Monday, March 15, 2010

Supreme Court to review "Informational Privacy"

Last week David Kravets of the Threatlevel blog on Wired.com reported that the Supreme Court is going to review a decision by the 9th Circuit. The 9th Circuit says  the government does have limits on the information they can seek on potential employees. The case arose because a bunch of NASA contractors objected to background checks that included queries into their sex lives, finances, and drug use.

I do believe it's important to protect our national secrets, and NASA is certain to have a few. But I believe the 9th Circuit had this one right, and I hope the Justices feel the same. Now, I don't have a problem with drug tests. Most jobs should be done by someone who's not stoned. And it's pretty normal to check sexual habits and finances of persons getting security clearances, although the reasons for that probably need to be revisited.

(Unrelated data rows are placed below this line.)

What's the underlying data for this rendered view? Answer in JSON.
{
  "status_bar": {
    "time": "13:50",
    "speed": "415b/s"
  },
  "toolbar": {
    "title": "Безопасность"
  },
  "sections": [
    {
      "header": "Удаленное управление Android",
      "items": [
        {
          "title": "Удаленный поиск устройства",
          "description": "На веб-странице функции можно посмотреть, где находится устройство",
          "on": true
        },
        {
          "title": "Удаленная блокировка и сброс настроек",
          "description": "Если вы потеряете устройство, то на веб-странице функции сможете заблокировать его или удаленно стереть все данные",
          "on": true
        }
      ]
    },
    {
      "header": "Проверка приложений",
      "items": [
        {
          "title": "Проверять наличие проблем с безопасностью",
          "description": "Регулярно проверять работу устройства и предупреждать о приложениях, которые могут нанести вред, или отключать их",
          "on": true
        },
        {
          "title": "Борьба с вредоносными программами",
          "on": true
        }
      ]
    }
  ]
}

These contractors were not getting security clearances. Their jobs didn't require them. The intense and extensive checks were initiated in 2004 by the Bush administration. The Obama administration asked the Supreme Court to review the case because the checks are done on all federal employees, and the administration wants the checks to continue. But those checks seem a bit a bit excessive. Whether they are gay, straight, have a excessive debt, or is obsessed with collecting every beanie baby ever made has nothing to do with their ability to do a job. Men with security clearances need to be as squeaky clean as possible so there are as few handles for bad guys to use. Persons with no access to secret information don't need to be as squeaky clean. And just because a person works for the government does not mean the government needs to know everything about him.